When above alert pops up such record were noticed in datanode logs:
"INFO org.apache.hadoop.util.JvmPauseMonitor: Detected pause in JVM or host machine (eg GC): pause of approximately 3121ms"
Alerts are throwing from specific group of datanodes, not from all.
What can be the problem here?
Thanks in advance
Sergey
Created 12-26-2014 05:13 AM
From what I understand till now, the issues only appear on datanodes which are containing a large number of blocks and these datanodes contain far more blocks than the healthy ones. This can be remedied by running the HDFS Balancer.
In CDH 5.x, bug HDFS-6621 affects balancer performance. It is fixed in the GA releases 5.1.4 and 5.2.0 (and later versions like 5.3.0). It is not fixed in any 5.0.x version.
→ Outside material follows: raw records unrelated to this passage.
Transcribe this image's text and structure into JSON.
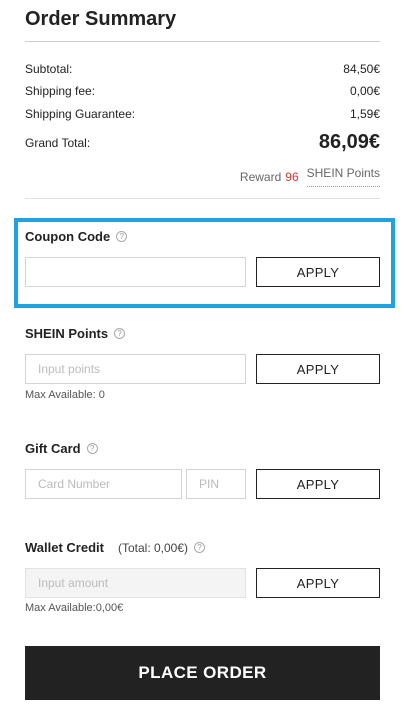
{
  "summary": {
    "title": "Order Summary",
    "subtotal_label": "Subtotal:",
    "subtotal_value": "84,50€",
    "shipping_label": "Shipping fee:",
    "shipping_value": "0,00€",
    "guarantee_label": "Shipping Guarantee:",
    "guarantee_value": "1,59€",
    "grand_label": "Grand Total:",
    "grand_value": "86,09€",
    "reward_label": "Reward",
    "reward_points": "96",
    "reward_unit": "SHEIN Points"
  },
  "coupon": {
    "title": "Coupon Code",
    "input_value": "",
    "apply_label": "APPLY"
  },
  "points": {
    "title": "SHEIN Points",
    "placeholder": "Input points",
    "apply_label": "APPLY",
    "max_available": "Max Available: 0"
  },
  "gift_card": {
    "title": "Gift Card",
    "number_placeholder": "Card Number",
    "pin_placeholder": "PIN",
    "apply_label": "APPLY"
  },
  "wallet": {
    "title": "Wallet Credit",
    "total_note": "(Total: 0,00€)",
    "placeholder": "Input amount",
    "apply_label": "APPLY",
    "max_available": "Max Available:0,00€"
  },
  "place_order_label": "PLACE ORDER",
  "colors": {
    "highlight": "#1fa3e0",
    "reward_number": "#d0382b",
    "primary_button": "#222222"
  },
  "icons": {
    "help": "question-circle-icon"
  }
}
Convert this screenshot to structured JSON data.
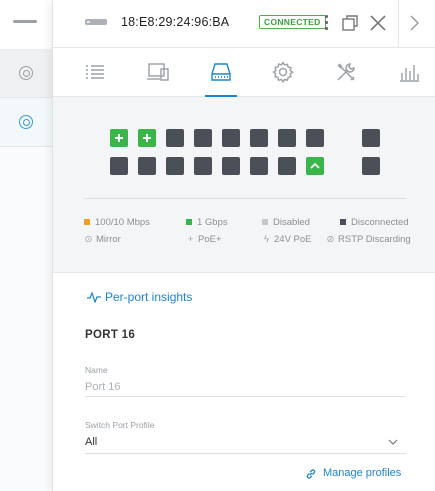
{
  "header": {
    "mac": "18:E8:29:24:96:BA",
    "status": "CONNECTED",
    "status_color": "#4caf50"
  },
  "tabs": [
    {
      "icon": "list-icon",
      "active": false
    },
    {
      "icon": "devices-icon",
      "active": false
    },
    {
      "icon": "ports-icon",
      "active": true
    },
    {
      "icon": "gear-icon",
      "active": false
    },
    {
      "icon": "tools-icon",
      "active": false
    },
    {
      "icon": "stats-icon",
      "active": false
    }
  ],
  "ports": {
    "top_row": [
      "uplink",
      "uplink",
      "disconnected",
      "disconnected",
      "disconnected",
      "disconnected",
      "disconnected",
      "disconnected",
      "disconnected"
    ],
    "bottom_row": [
      "disconnected",
      "disconnected",
      "disconnected",
      "disconnected",
      "disconnected",
      "disconnected",
      "disconnected",
      "uplink-selected",
      "disconnected"
    ],
    "colors": {
      "gigabit": "#39b54a",
      "fast": "#f0a028",
      "disabled": "#c4c7cc",
      "disconnected": "#4b4f58"
    }
  },
  "legend": {
    "speed_100": "100/10 Mbps",
    "speed_1g": "1 Gbps",
    "disabled": "Disabled",
    "disconnected": "Disconnected",
    "mirror": "Mirror",
    "poe_plus": "PoE+",
    "poe_24v": "24V PoE",
    "rstp": "RSTP Discarding"
  },
  "details": {
    "insights_link": "Per-port insights",
    "port_title": "PORT 16",
    "name_label": "Name",
    "name_placeholder": "Port 16",
    "profile_label": "Switch Port Profile",
    "profile_value": "All",
    "manage_link": "Manage profiles"
  }
}
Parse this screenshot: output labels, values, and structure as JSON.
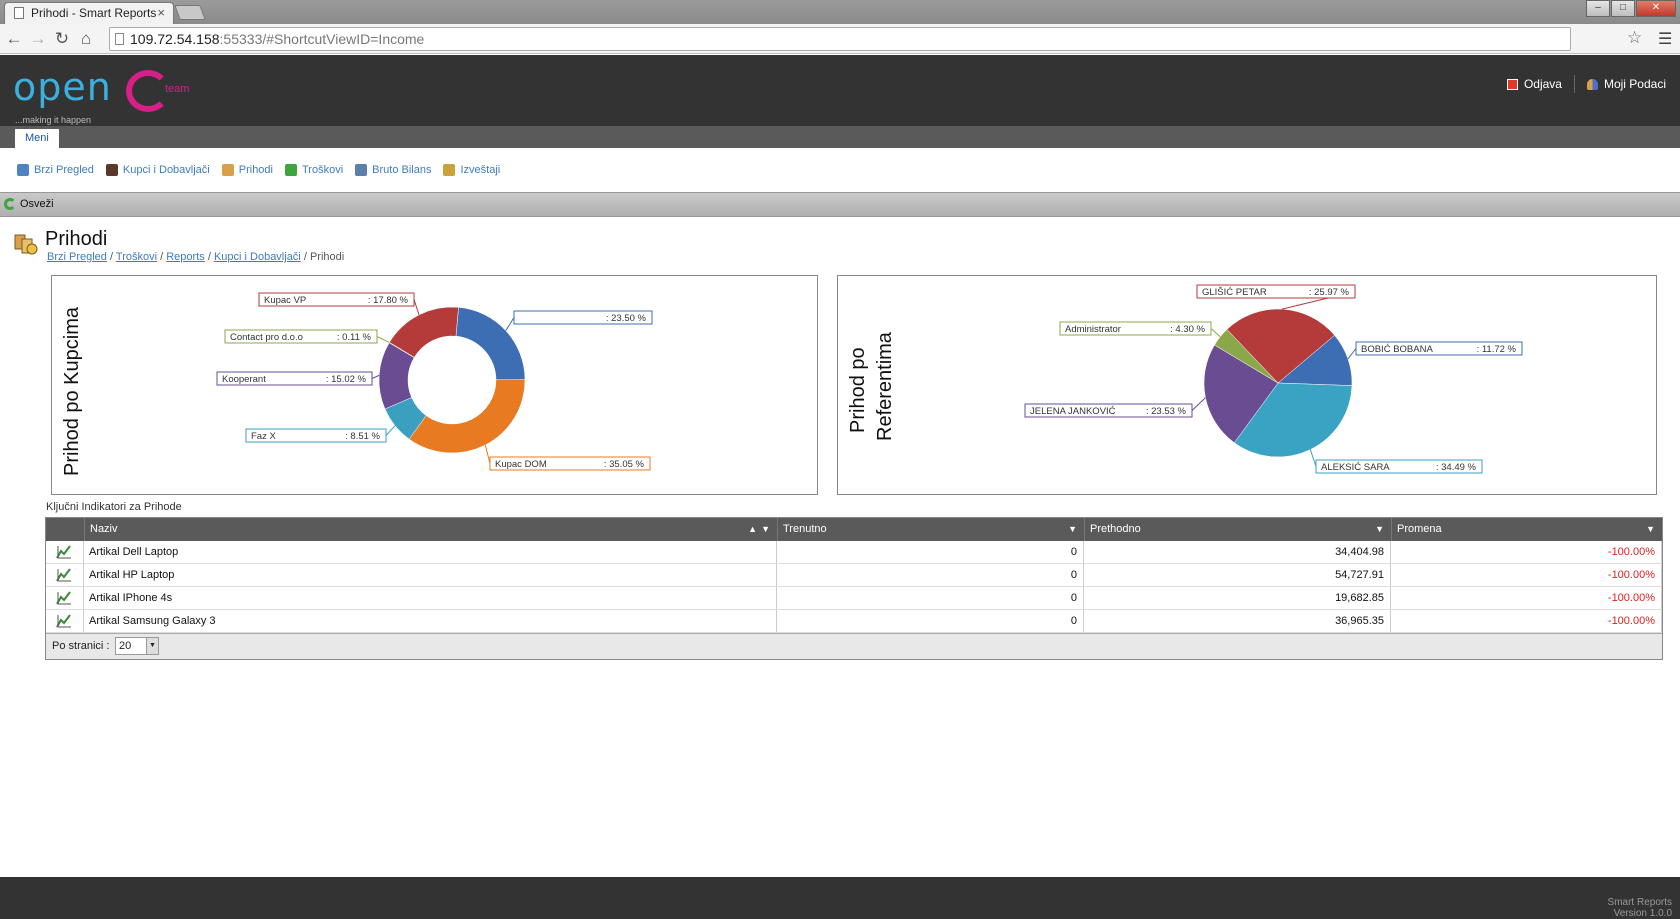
{
  "browser": {
    "tab_title": "Prihodi - Smart Reports",
    "url_host": "109.72.54.158",
    "url_rest": ":55333/#ShortcutViewID=Income"
  },
  "header": {
    "logo_main": "open",
    "logo_team": "team",
    "logo_tagline": "...making it happen",
    "logout_label": "Odjava",
    "profile_label": "Moji Podaci"
  },
  "menu": {
    "tab_label": "Meni"
  },
  "ribbon": {
    "items": [
      {
        "label": "Brzi Pregled",
        "color": "#4f84c4"
      },
      {
        "label": "Kupci i Dobavljači",
        "color": "#5a3a2a"
      },
      {
        "label": "Prihodi",
        "color": "#d8a04a"
      },
      {
        "label": "Troškovi",
        "color": "#3ea53e"
      },
      {
        "label": "Bruto Bilans",
        "color": "#5a7fa8"
      },
      {
        "label": "Izveštaji",
        "color": "#c9a23a"
      }
    ]
  },
  "toolbar": {
    "refresh_label": "Osveži"
  },
  "page": {
    "title": "Prihodi",
    "breadcrumb": [
      "Brzi Pregled",
      "Troškovi",
      "Reports",
      "Kupci i Dobavljači"
    ],
    "breadcrumb_current": "Prihodi"
  },
  "chart_data": [
    {
      "type": "pie",
      "donut": true,
      "title": "Prihod po Kupcima",
      "slices": [
        {
          "label": "",
          "value": 23.5,
          "display": ": 23.50 %",
          "color": "#3d6eb4"
        },
        {
          "label": "Kupac DOM",
          "value": 35.05,
          "display": ": 35.05 %",
          "color": "#e87a22"
        },
        {
          "label": "Faz X",
          "value": 8.51,
          "display": ": 8.51 %",
          "color": "#3b9fc0"
        },
        {
          "label": "Kooperant",
          "value": 15.02,
          "display": ": 15.02 %",
          "color": "#6a4c93"
        },
        {
          "label": "Contact pro d.o.o",
          "value": 0.11,
          "display": ": 0.11 %",
          "color": "#8aa84a"
        },
        {
          "label": "Kupac VP",
          "value": 17.8,
          "display": ": 17.80 %",
          "color": "#b53a3a"
        }
      ]
    },
    {
      "type": "pie",
      "donut": false,
      "title": "Prihod po Referentima",
      "slices": [
        {
          "label": "BOBIĆ BOBANA",
          "value": 11.72,
          "display": ": 11.72 %",
          "color": "#3d6eb4"
        },
        {
          "label": "ALEKSIĆ SARA",
          "value": 34.49,
          "display": ": 34.49 %",
          "color": "#3aa2c2"
        },
        {
          "label": "JELENA JANKOVIĆ",
          "value": 23.53,
          "display": ": 23.53 %",
          "color": "#6a4c93"
        },
        {
          "label": "Administrator",
          "value": 4.3,
          "display": ": 4.30 %",
          "color": "#8aa84a"
        },
        {
          "label": "GLIŠIĆ PETAR",
          "value": 25.97,
          "display": ": 25.97 %",
          "color": "#b53a3a"
        }
      ]
    }
  ],
  "kpi": {
    "title": "Ključni Indikatori za Prihode",
    "columns": [
      "Naziv",
      "Trenutno",
      "Prethodno",
      "Promena"
    ],
    "rows": [
      {
        "name": "Artikal Dell Laptop",
        "current": "0",
        "previous": "34,404.98",
        "change": "-100.00%"
      },
      {
        "name": "Artikal HP Laptop",
        "current": "0",
        "previous": "54,727.91",
        "change": "-100.00%"
      },
      {
        "name": "Artikal IPhone 4s",
        "current": "0",
        "previous": "19,682.85",
        "change": "-100.00%"
      },
      {
        "name": "Artikal Samsung Galaxy 3",
        "current": "0",
        "previous": "36,965.35",
        "change": "-100.00%"
      }
    ],
    "pager_label": "Po stranici :",
    "page_size": "20"
  },
  "footer": {
    "line1": "Smart Reports",
    "line2": "Version 1.0.0"
  }
}
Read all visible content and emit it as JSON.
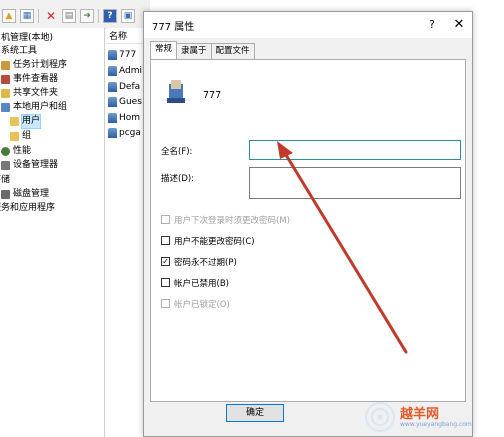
{
  "toolbar": {
    "icons": [
      "up-folder-icon",
      "properties-icon",
      "delete-icon",
      "export-list-icon",
      "forward-icon",
      "help-icon",
      "console-icon"
    ]
  },
  "tree": {
    "items": [
      {
        "label": "机管理(本地)"
      },
      {
        "label": "系统工具"
      },
      {
        "label": "任务计划程序"
      },
      {
        "label": "事件查看器"
      },
      {
        "label": "共享文件夹"
      },
      {
        "label": "本地用户和组"
      },
      {
        "label": "用户"
      },
      {
        "label": "组"
      },
      {
        "label": "性能"
      },
      {
        "label": "设备管理器"
      },
      {
        "label": "存储"
      },
      {
        "label": "磁盘管理"
      },
      {
        "label": "服务和应用程序"
      }
    ]
  },
  "list": {
    "header": "名称",
    "items": [
      "777",
      "Admi",
      "Defa",
      "Gues",
      "Hom",
      "pcga"
    ]
  },
  "dialog": {
    "title": "777 属性",
    "help": "?",
    "close": "✕",
    "tabs": [
      "常规",
      "隶属于",
      "配置文件"
    ],
    "username": "777",
    "fullname_label": "全名(F):",
    "fullname_value": "",
    "description_label": "描述(D):",
    "description_value": "",
    "checkboxes": [
      {
        "label": "用户下次登录时须更改密码(M)",
        "checked": false,
        "disabled": true
      },
      {
        "label": "用户不能更改密码(C)",
        "checked": false,
        "disabled": false
      },
      {
        "label": "密码永不过期(P)",
        "checked": true,
        "disabled": false
      },
      {
        "label": "帐户已禁用(B)",
        "checked": false,
        "disabled": false
      },
      {
        "label": "帐户已锁定(O)",
        "checked": false,
        "disabled": true
      }
    ],
    "ok_button": "确定"
  },
  "watermark": {
    "text": "越羊网",
    "url": "www.yueyangbang.com"
  },
  "colors": {
    "arrow": "#c0392b",
    "focus_border": "#2a8f9a",
    "selection": "#cce8ff"
  }
}
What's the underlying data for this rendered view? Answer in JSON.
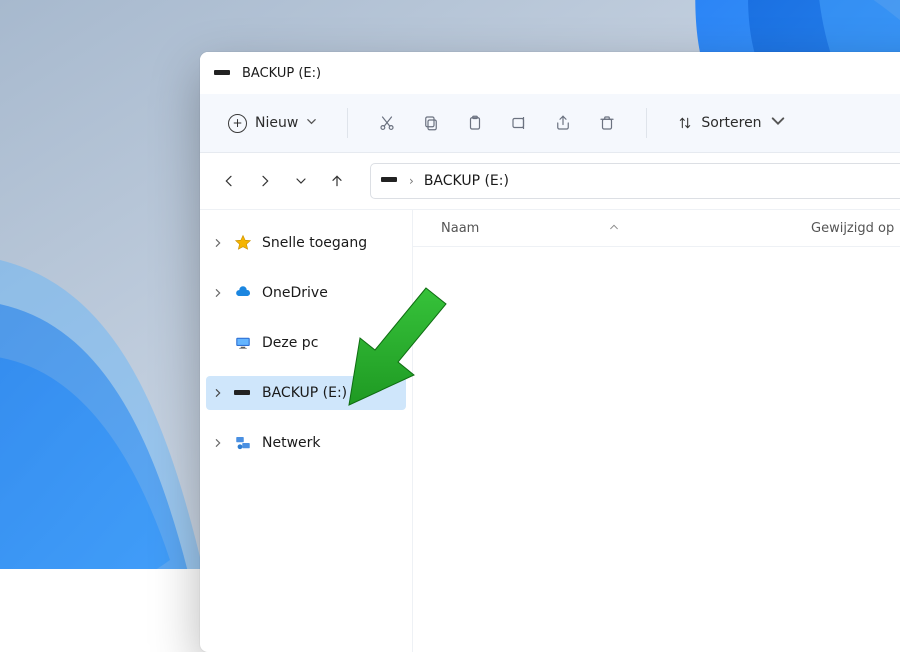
{
  "window": {
    "title": "BACKUP (E:)"
  },
  "toolbar": {
    "new_label": "Nieuw",
    "sort_label": "Sorteren"
  },
  "address": {
    "current": "BACKUP (E:)"
  },
  "sidebar": {
    "items": [
      {
        "label": "Snelle toegang",
        "icon": "star"
      },
      {
        "label": "OneDrive",
        "icon": "onedrive"
      },
      {
        "label": "Deze pc",
        "icon": "pc"
      },
      {
        "label": "BACKUP (E:)",
        "icon": "drive",
        "selected": true
      },
      {
        "label": "Netwerk",
        "icon": "network"
      }
    ]
  },
  "columns": {
    "name_header": "Naam",
    "modified_header": "Gewijzigd op"
  }
}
So please consider upgrading to one of the above releases for the fix.
Created 12-24-2014 03:23 AM
Created 12-24-2014 04:20 AM
Yes one of my idea is about skewed data usage across datanodes.
I explored the data usage of nodes and noticed that those workers which triggers alerts have more block usage
bellow is comparison of sane nodes with the alerting ones
sane group
Capacity Used Non DFS Used Remaining Blocks Block pool used
14.21 TB | 1.64 TB | 664.86 GB | 11.92 TB | 127220 | 1.64 TB (11.55%) |
14.21 TB | 6.14 TB | 666.38 GB | 7.42 TB | 639918 | 6.14 TB (43.23%) |
14.21 TB | 4.99 TB | 665.79 GB | 8.57 TB | 465164 | 4.99 TB (35.11%) |
14.21 TB | 7.06 TB | 666.4 GB | 6.49 TB | 795556 | 7.06 TB (49.71%) |
14.21 TB | 4.74 TB | 665.74 GB | 8.82 TB | 445655 | 4.74 TB (33.35%) |
14.21 TB | 7.95 TB | 666.13 GB | 5.61 TB | 907730 | 7.95 TB (55.96%) |
14.21 TB | 6.13 TB | 666.08 GB | 7.43 TB | 640631 | 6.13 TB (43.12%) |
group with issues
Capacity Used Non DFS Used Remaining Blocks Block pool used
10.65 TB | 8.96 TB | 500.07 GB | 1.2 TB | 1175053 | 8.96 TB (84.13%) |
10.65 TB | 8.57 TB | 499.76 GB | 1.59 TB | 1136687 | 8.57 TB (80.51%) |
14.21 TB | 8.94 TB | 666.97 GB | 4.62 TB | 1209608 | 8.94 TB (62.89%) |
10.65 TB | 8.65 TB | 500.16 GB | 1.5 TB | 1133144 | 8.65 TB (81.28%) |
14.21 TB | 8.98 TB | 665.07 GB | 4.58 TB | 1225707 | 8.98 TB (63.19%) |
10.65 TB | 8.62 TB | 499.82 GB | 1.54 TB | 1168257 | 8.62 TB (80.98%) |
10.65 TB | 8.94 TB | 499.75 GB | 1.22 TB | 1172198 | 8.94 TB (83.98%) |
Notable that the ill ones have more blocks in the pool.
Heap size for DataNode Default Group - 1gb
Created 12-24-2014 04:42 AM
Created 12-24-2014 05:15 AM
Hi Guatam,
Yes we run balancer on regular basis but seems we are hitting this bug. We have plans to upgrade CM stack but is the current issue related to balancer bugs?
Is there some relation between skewed balancer and web metrics alerts?
Thanks
Sergey
Created 12-26-2014 05:13 AM
From what I understand till now, the issues only appear on datanodes which are containing a large number of blocks and these datanodes contain far more blocks than the healthy ones. This can be remedied by running the HDFS Balancer.
In CDH 5.x, bug HDFS-6621 affects balancer performance. It is fixed in the GA releases 5.1.4 and 5.2.0 (and later versions like 5.3.0). It is not fixed in any 5.0.x version. So please consider upgrading to one of the above releases for the fix.